Tuscan, it is true, was read and written long before this in Piedmont—but very little reading and writing was done at all.

864

The place, too, of the dialect in the usage of daily life was clearly understood. Gioviano Pontano ventured especially to warn the prince of Naples against the use of it (Jov. Pontan. De Principe). The last Bourbons were notoriously less scrupulous in this respect. For the way in which a Milanese Cardinal, who wished to retain his native dialect in Rome was ridiculed, see Bandello, parte ii. nov. 31.

865

Bald. Castiglione, Il Cortigiano, l. i. fol. 27 sqq. Throughout the dialogue we are able to gather the personal opinion of the writer. The opposition to Petrarch and Boccaccio is very curious (Dante is not once mentioned).
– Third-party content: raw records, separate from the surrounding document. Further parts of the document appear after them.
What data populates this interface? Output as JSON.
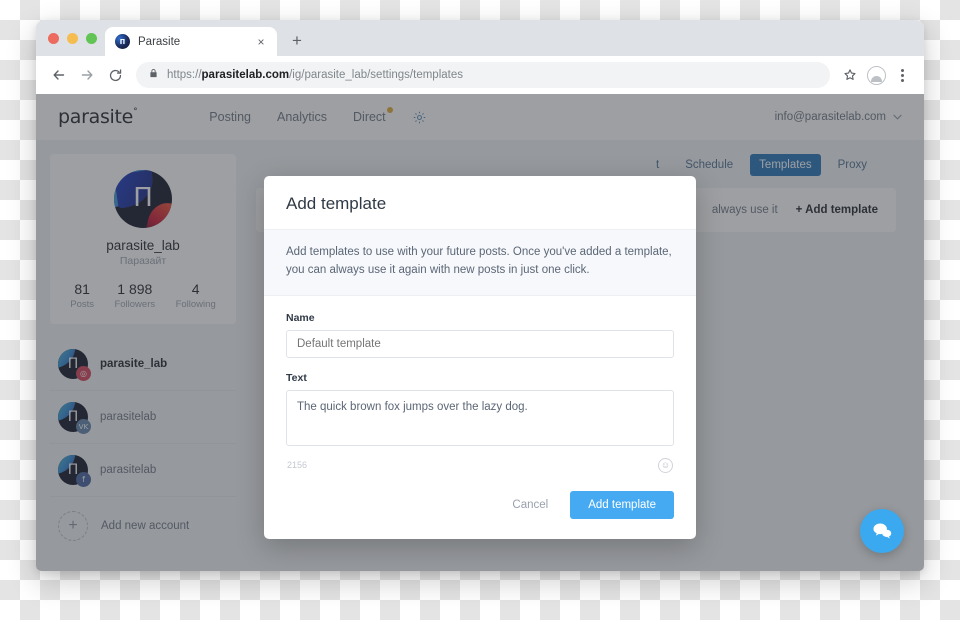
{
  "browser": {
    "tab": {
      "title": "Parasite",
      "favicon": "parasite-favicon",
      "close_label": "×"
    },
    "new_tab_label": "+",
    "url_prefix": "https://",
    "url_domain": "parasitelab.com",
    "url_path": "/ig/parasite_lab/settings/templates",
    "lock_icon": "lock-icon",
    "back_icon": "back-arrow-icon",
    "forward_icon": "forward-arrow-icon",
    "reload_icon": "reload-icon",
    "star_icon": "star-icon",
    "profile_icon": "profile-avatar-icon",
    "menu_icon": "kebab-menu-icon"
  },
  "app": {
    "brand": "parasite",
    "brand_mark": "°",
    "nav": [
      {
        "label": "Posting",
        "badge": false
      },
      {
        "label": "Analytics",
        "badge": false
      },
      {
        "label": "Direct",
        "badge": true
      }
    ],
    "gear_icon": "gear-icon",
    "account_email": "info@parasitelab.com",
    "caret": "∨"
  },
  "profile": {
    "avatar_glyph": "П",
    "username": "parasite_lab",
    "display_name": "Паразайт",
    "stats": [
      {
        "value": "81",
        "label": "Posts"
      },
      {
        "value": "1 898",
        "label": "Followers"
      },
      {
        "value": "4",
        "label": "Following"
      }
    ]
  },
  "accounts": [
    {
      "name": "parasite_lab",
      "network": "instagram",
      "badge": "◎",
      "active": true
    },
    {
      "name": "parasitelab",
      "network": "vk",
      "badge": "VK",
      "active": false
    },
    {
      "name": "parasitelab",
      "network": "facebook",
      "badge": "f",
      "active": false
    }
  ],
  "add_account": {
    "label": "Add new account",
    "icon": "plus-icon"
  },
  "settings": {
    "tabs": [
      {
        "label": "t",
        "active": false
      },
      {
        "label": "Schedule",
        "active": false
      },
      {
        "label": "Templates",
        "active": true
      },
      {
        "label": "Proxy",
        "active": false
      }
    ],
    "panel_hint": "always use it",
    "add_template_label": "+ Add template"
  },
  "modal": {
    "title": "Add template",
    "info": "Add templates to use with your future posts. Once you've added a template, you can always use it again with new posts in just one click.",
    "name_label": "Name",
    "name_placeholder": "Default template",
    "name_value": "",
    "text_label": "Text",
    "text_value": "The quick brown fox jumps over the lazy dog.",
    "char_count": "2156",
    "emoji_icon": "emoji-smiley-icon",
    "cancel_label": "Cancel",
    "submit_label": "Add template"
  },
  "chat_widget": {
    "icon": "chat-bubble-icon"
  },
  "colors": {
    "primary_blue": "#46aaf2",
    "tab_active_blue": "#1f6fb5",
    "badge_amber": "#e0a82e",
    "overlay": "rgba(60,64,70,0.50)"
  }
}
We read that Politian, Lorenzo de’ Medici, and others were also Tuscans, and as worthy of imitation as they, ‘e forse di non minor dottrina e guidizio.’

866

There was a limit, however, to this. The satirists introduce bits of Spanish, and Folengo (under the pseudonym Limerno Pitocco, in his Orlandino) of French, but only by way of ridicule. It is an exceptional fact that a street in Milan, which at the time of the French (1500 to 1512, 1515 to 1522) was called Rue Belle, now bears the name Rugabella. The long Spanish rule has left almost no traces on the language, and but rarely the name of some governor in streets and public buildings. It was not till the eighteenth century that, together with French modes of thought, many French words and phrases found their way into Italian. The purism of our century is still busy in removing them.

867

Firenzuola, Opera, i. in the preface to the discourse on female beauty, and ii. in the Ragionamenti which precede the novels.